I would argue that English is the best subject that it works in. The reason that this works is because of the standards, if your standards are too general or too hard to accomplish then it will not work. If a standard for Grammar Punctuation was "Places periods in appropriate spots after sentences" that would be a piece of cake for a normal 6th grader to do. If the standard was "Uses proper quotation and comma placement to structure a quote" that would be more leveled for 6th grade.
I can't speak for other schools but middle school teachers in our district use standards behind the scenes for their own purposes of tracking student knowledge and understanding. But they have to then take those standards and form a rubric that converts them into points to put in the grade book. Not only does that take more time but the simile I like to use with it is that you have to measure in inches and report it centimeters, kind of pointless.

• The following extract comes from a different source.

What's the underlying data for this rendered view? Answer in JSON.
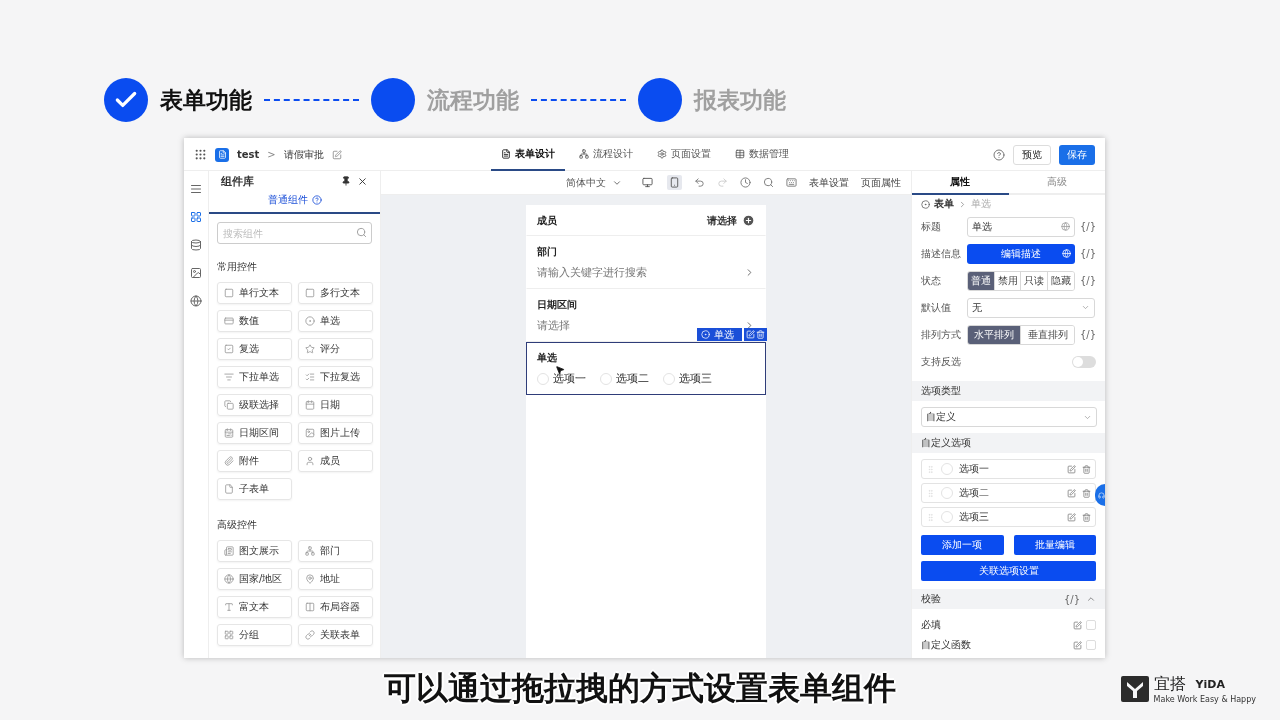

Language Arts is subjective at times. For example, last year we studied the holocaust for a month. It wasn't social studies so the standards weren't to understand and grasp what happened in the holocaust but to understand the social effects, and dive through writing from the time period. In the grammar example I gave above you could grade them on a worksheet and give 5/5 points for secure,4/5 for developing. The issue with that is they got an 80% because they slipped on one problem and in the grade book that's the only thing that is reflective of that. Where when you use standards you take into account that worksheet, group work, independent practice, formative and summative assessments to decide what they receive on that one concept.
Everyone puts their own little spin on standards based reporting but it still comes back to the standard. In a standard of "understand and use the 201 concepts of grammar" everyone would be developing. Standards are sorted and specific and that's what makes them work.